Task 05-09. Application of Computational Fluid Dynamics for High Energy Efficiency Design with Human Comfort of CAD – VAV and UFAD Systems

Objective

In recent years HVAC system has been applied widely to provide thermal comfort and maintain good indoor air quality (IAQ). These conditions also are essential for a quality, high performance environment. However, HVAC system design has been strongly influenced by increasing emphasis on indoor air quality (IAQ), energy conservation, environmental effects, safety, and economics. The relative placement of system component can significantly affect the thermal comfort and energy performance of the air handling system. To design high energy efficiency with human comfort HVAC Systems, it is necessary to gather the detailed information about the behaviors of the air flow in both the spaces and the rooms of the building.
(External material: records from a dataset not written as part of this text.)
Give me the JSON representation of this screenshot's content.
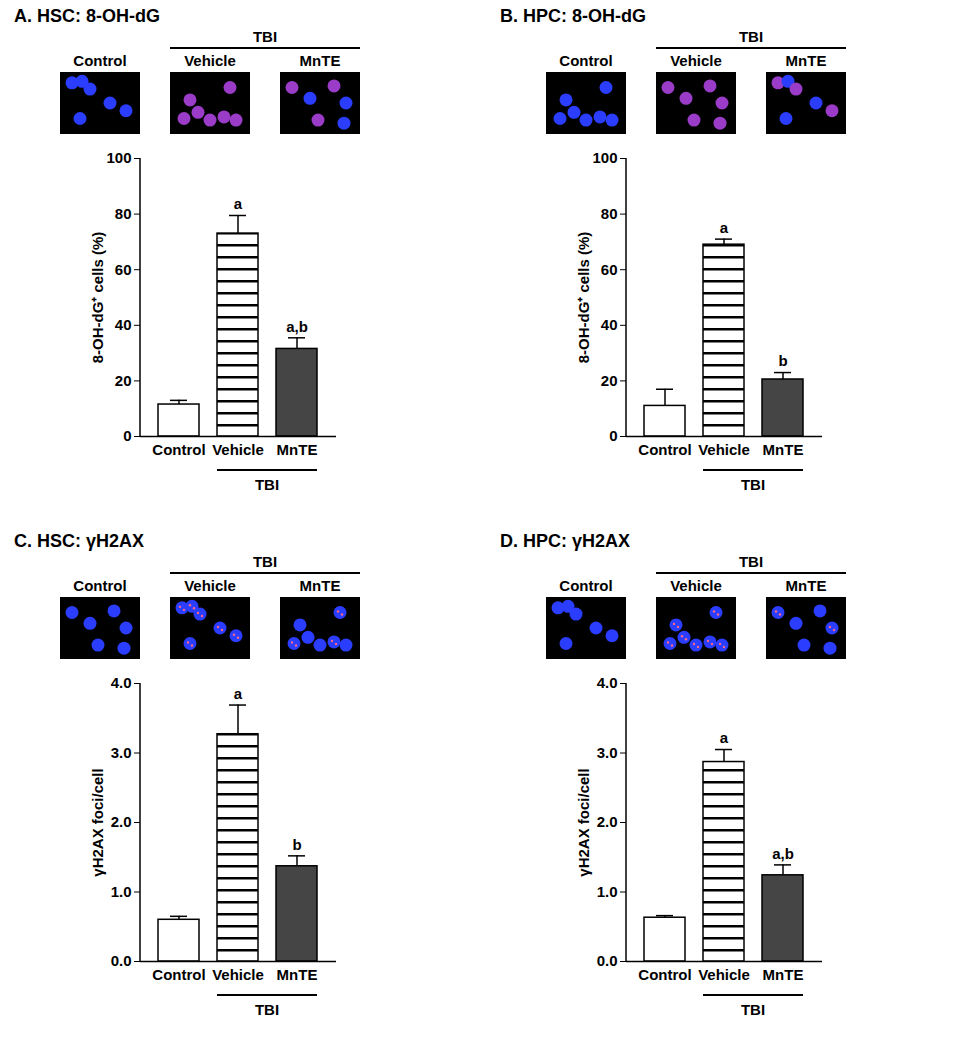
{
  "chart_data": [
    {
      "type": "bar",
      "title": "A. HSC: 8-OH-dG",
      "y_label": "8-OH-dG⁺ cells (%)",
      "categories": [
        "Control",
        "Vehicle",
        "MnTE"
      ],
      "values": [
        11.5,
        73,
        31.5
      ],
      "errors": [
        1.5,
        6.5,
        4
      ],
      "annotations": [
        null,
        "a",
        "a,b"
      ],
      "colors": [
        "#ffffff",
        "#ffffff",
        "#454545"
      ],
      "group_label": "TBI",
      "image_labels": [
        "Control",
        "Vehicle",
        "MnTE"
      ],
      "ylim": [
        0,
        100
      ],
      "yticks": [
        0,
        20,
        40,
        60,
        80,
        100
      ],
      "grid": false
    },
    {
      "type": "bar",
      "title": "B. HPC: 8-OH-dG",
      "y_label": "8-OH-dG⁺ cells (%)",
      "categories": [
        "Control",
        "Vehicle",
        "MnTE"
      ],
      "values": [
        11,
        69,
        20.5
      ],
      "errors": [
        6,
        2,
        2.5
      ],
      "annotations": [
        null,
        "a",
        "b"
      ],
      "colors": [
        "#ffffff",
        "#ffffff",
        "#454545"
      ],
      "group_label": "TBI",
      "image_labels": [
        "Control",
        "Vehicle",
        "MnTE"
      ],
      "ylim": [
        0,
        100
      ],
      "yticks": [
        0,
        20,
        40,
        60,
        80,
        100
      ],
      "grid": false
    },
    {
      "type": "bar",
      "title": "C. HSC: γH2AX",
      "y_label": "γH2AX foci/cell",
      "categories": [
        "Control",
        "Vehicle",
        "MnTE"
      ],
      "values": [
        0.6,
        3.27,
        1.37
      ],
      "errors": [
        0.05,
        0.42,
        0.15
      ],
      "annotations": [
        null,
        "a",
        "b"
      ],
      "colors": [
        "#ffffff",
        "#ffffff",
        "#454545"
      ],
      "group_label": "TBI",
      "image_labels": [
        "Control",
        "Vehicle",
        "MnTE"
      ],
      "ylim": [
        0,
        4
      ],
      "yticks": [
        0,
        1,
        2,
        3,
        4
      ],
      "grid": false
    },
    {
      "type": "bar",
      "title": "D. HPC: γH2AX",
      "y_label": "γH2AX foci/cell",
      "categories": [
        "Control",
        "Vehicle",
        "MnTE"
      ],
      "values": [
        0.63,
        2.87,
        1.24
      ],
      "errors": [
        0.03,
        0.18,
        0.15
      ],
      "annotations": [
        null,
        "a",
        "a,b"
      ],
      "colors": [
        "#ffffff",
        "#ffffff",
        "#454545"
      ],
      "group_label": "TBI",
      "image_labels": [
        "Control",
        "Vehicle",
        "MnTE"
      ],
      "ylim": [
        0,
        4
      ],
      "yticks": [
        0,
        1,
        2,
        3,
        4
      ],
      "grid": false
    }
  ]
}
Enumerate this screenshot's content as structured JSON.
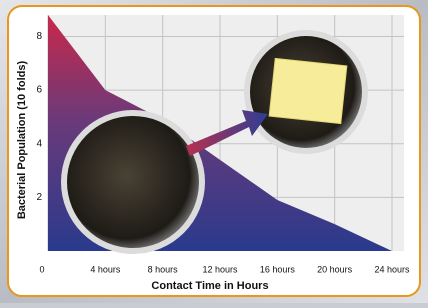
{
  "chart_data": {
    "type": "area",
    "x-label": "Contact Time in Hours",
    "y-label": "Bacterial Population (10 folds)",
    "x": [
      0,
      4,
      8,
      12,
      16,
      20,
      24
    ],
    "values": [
      8.8,
      6,
      4.9,
      3.4,
      1.9,
      1,
      0
    ],
    "xlim": [
      0,
      24
    ],
    "ylim": [
      0,
      8.8
    ],
    "xticks": [
      0,
      {
        "value": 4,
        "label": "4 hours"
      },
      {
        "value": 8,
        "label": "8 hours"
      },
      {
        "value": 12,
        "label": "12 hours"
      },
      {
        "value": 16,
        "label": "16 hours"
      },
      {
        "value": 20,
        "label": "20 hours"
      },
      {
        "value": 24,
        "label": "24 hours"
      }
    ],
    "yticks": [
      2,
      4,
      6,
      8
    ],
    "grid": true
  }
}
The fundamental information concerning the flow comprises air velocity, temperature, relative humidity, and species concentrations. All these parameters are important in assessing thermal comfort and indoor air quality. The conventional design of ventilation systems normally relies on valuable know-how, empirical formulas and past experience. Although practical knowledge and basic methods provide successful solutions, this type of engineering cannot take into account specific air flow patterns which are affected not only by the positioning of openings and exhausts in a room, but by the distribution of objects and energy sources as well. Consequences related to the absence of these elements include over-designing and unnecessary cost

Subtask 1 will conduct a review of the scientific and trade literatures to evaluate what have been reported from field investigations and compare with results between experimental and numerical studies. In Subtask 2 the design of geometry and mesh generation for different types of CAD-VAV and UFAD Systems will be established. In Subtask 3 CFD models and numerical analysis on 3-D air flow and thermal performance will be performed. In Subtask 4 will analyze energy efficiency and thermal performance of CAD – VAV and UFAD systems based on numerical data.

Major Sub-awardees

This project is being executed by the University of Nevada, Las Vegas. The Principal Investigator is Yitung Chen, Ph.D., Associate Professor.
This project was initiated October 1, 2005 and will be completed in 12 months.